A second Restore Passenger Rail supporter has been remanded in custody following her peaceful protest for climate action. She is 63-year-old Jen Olsen, a health care worker from Ōtepoti Dunedin.

Olsen and two other Restore Passenger Rail supporters sat on the southbound lanes of State Highway 1, just north of the Terrace Tunnel, and were removed by police. On Tuesday last week, Rosemary Penwarden, a 64-year-old grandmother and retired hospital laboratory scientist, was the first Restore Passenger Rail supporter to be denied bail.

“I knew this could happen after what happened to my fellow activist Rosemary last week, but I was prepared and committed to action on climate because this is more important.

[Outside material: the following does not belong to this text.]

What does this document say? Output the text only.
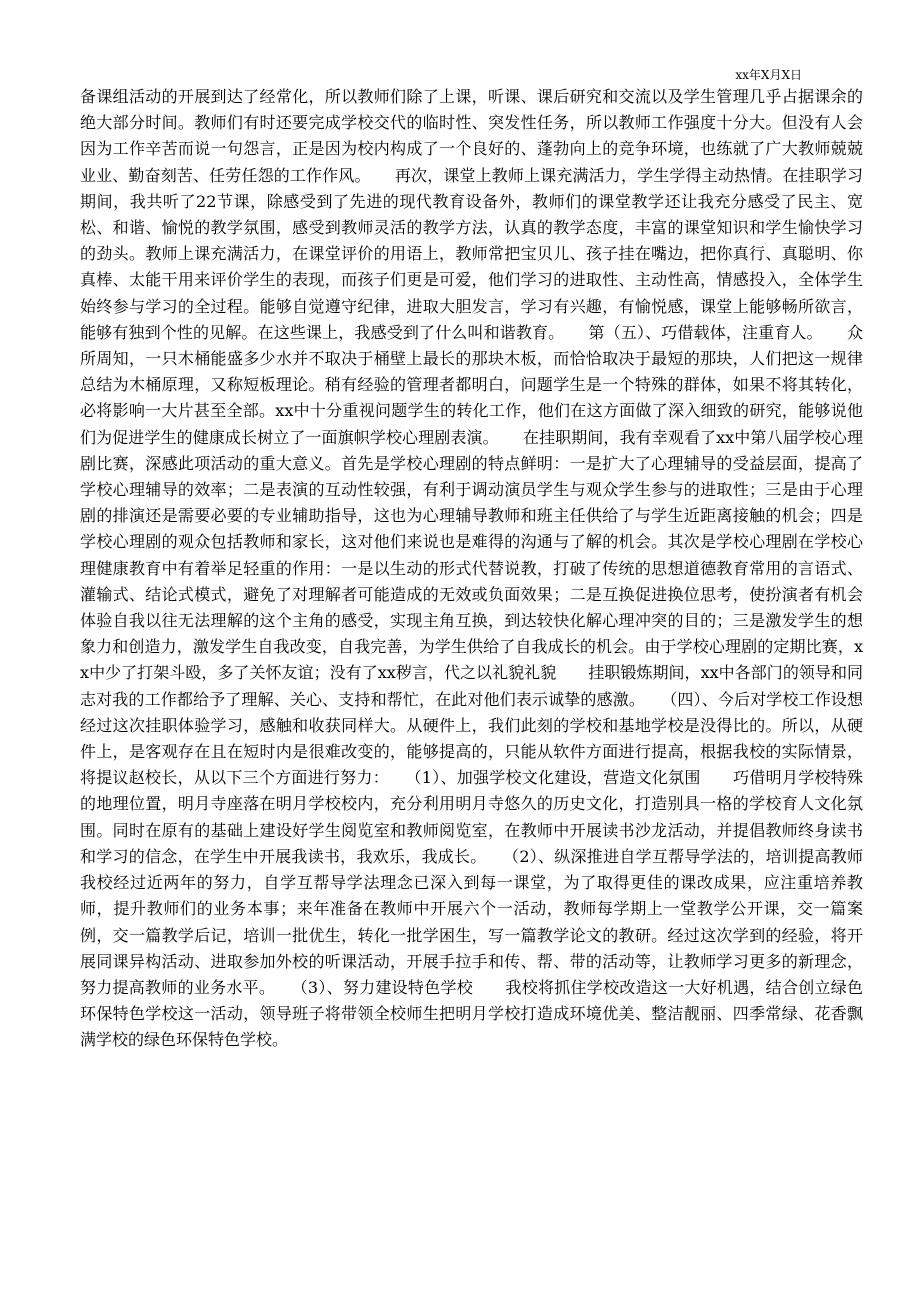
xx年X月X日

备课组活动的开展到达了经常化，所以教师们除了上课，听课、课后研究和交流以及学生管理几乎占据课余的绝大部分时间。教师们有时还要完成学校交代的临时性、突发性任务，所以教师工作强度十分大。但没有人会因为工作辛苦而说一句怨言，正是因为校内构成了一个良好的、蓬勃向上的竞争环境，也练就了广大教师兢兢业业、勤奋刻苦、任劳任怨的工作作风。　　再次，课堂上教师上课充满活力，学生学得主动热情。在挂职学习期间，我共听了22节课，除感受到了先进的现代教育设备外，教师们的课堂教学还让我充分感受了民主、宽松、和谐、愉悦的教学氛围，感受到教师灵活的教学方法，认真的教学态度，丰富的课堂知识和学生愉快学习的劲头。教师上课充满活力，在课堂评价的用语上，教师常把宝贝儿、孩子挂在嘴边，把你真行、真聪明、你真棒、太能干用来评价学生的表现，而孩子们更是可爱，他们学习的进取性、主动性高，情感投入，全体学生始终参与学习的全过程。能够自觉遵守纪律，进取大胆发言，学习有兴趣，有愉悦感，课堂上能够畅所欲言，能够有独到个性的见解。在这些课上，我感受到了什么叫和谐教育。　　第（五）、巧借载体，注重育人。　　众所周知，一只木桶能盛多少水并不取决于桶壁上最长的那块木板，而恰恰取决于最短的那块，人们把这一规律总结为木桶原理，又称短板理论。稍有经验的管理者都明白，问题学生是一个特殊的群体，如果不将其转化，必将影响一大片甚至全部。xx中十分重视问题学生的转化工作，他们在这方面做了深入细致的研究，能够说他们为促进学生的健康成长树立了一面旗帜学校心理剧表演。　　在挂职期间，我有幸观看了xx中第八届学校心理剧比赛，深感此项活动的重大意义。首先是学校心理剧的特点鲜明：一是扩大了心理辅导的受益层面，提高了学校心理辅导的效率；二是表演的互动性较强，有利于调动演员学生与观众学生参与的进取性；三是由于心理剧的排演还是需要必要的专业辅助指导，这也为心理辅导教师和班主任供给了与学生近距离接触的机会；四是学校心理剧的观众包括教师和家长，这对他们来说也是难得的沟通与了解的机会。其次是学校心理剧在学校心理健康教育中有着举足轻重的作用：一是以生动的形式代替说教，打破了传统的思想道德教育常用的言语式、灌输式、结论式模式，避免了对理解者可能造成的无效或负面效果；二是互换促进换位思考，使扮演者有机会体验自我以往无法理解的这个主角的感受，实现主角互换，到达较快化解心理冲突的目的；三是激发学生的想象力和创造力，激发学生自我改变，自我完善，为学生供给了自我成长的机会。由于学校心理剧的定期比赛，xx中少了打架斗殴，多了关怀友谊；没有了xx秽言，代之以礼貌礼貌　　挂职锻炼期间，xx中各部门的领导和同志对我的工作都给予了理解、关心、支持和帮忙，在此对他们表示诚挚的感激。　　（四）、今后对学校工作设想　　经过这次挂职体验学习，感触和收获同样大。从硬件上，我们此刻的学校和基地学校是没得比的。所以，从硬件上，是客观存在且在短时内是很难改变的，能够提高的，只能从软件方面进行提高，根据我校的实际情景，将提议赵校长，从以下三个方面进行努力：　　（1）、加强学校文化建设，营造文化氛围　　巧借明月学校特殊的地理位置，明月寺座落在明月学校校内，充分利用明月寺悠久的历史文化，打造别具一格的学校育人文化氛围。同时在原有的基础上建设好学生阅览室和教师阅览室，在教师中开展读书沙龙活动，并提倡教师终身读书和学习的信念，在学生中开展我读书，我欢乐，我成长。　　（2）、纵深推进自学互帮导学法的，培训提高教师　　我校经过近两年的努力，自学互帮导学法理念已深入到每一课堂，为了取得更佳的课改成果，应注重培养教师，提升教师们的业务本事；来年准备在教师中开展六个一活动，教师每学期上一堂教学公开课，交一篇案例，交一篇教学后记，培训一批优生，转化一批学困生，写一篇教学论文的教研。经过这次学到的经验，将开展同课异构活动、进取参加外校的听课活动，开展手拉手和传、帮、带的活动等，让教师学习更多的新理念，努力提高教师的业务水平。　　（3）、努力建设特色学校　　我校将抓住学校改造这一大好机遇，结合创立绿色环保特色学校这一活动，领导班子将带领全校师生把明月学校打造成环境优美、整洁靓丽、四季常绿、花香飘满学校的绿色环保特色学校。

This is not about me, this is not about Rosemary. This is about action on the climate crisis,” says Olsen.

“The government can’t arrest its way out of the climate crisis — arresting activists and locking them up is not going to change what is happening to our world. It’s an emergency; we know it’s a climate emergency. We need action right now.”

“We believe Rosemary and Jen are the first climate activists in New Zealand to be remanded in custody. Both were taking part in peaceful civil resistance, following a tradition of similar actions where ordinary New Zealanders have protested for what they believe in: women’s right to vote, a nuclear-free New Zealand, and the end of apartheid,” says spokesperson Joseph J Fullerton.

“Anyone who is concerned about the climate crisis, join us. Together we can tell the government that we, the people, are desperate for real meaningful action on the climate crisis, and that ordinary people are prepared to go to these lengths to do that,” says Olsen.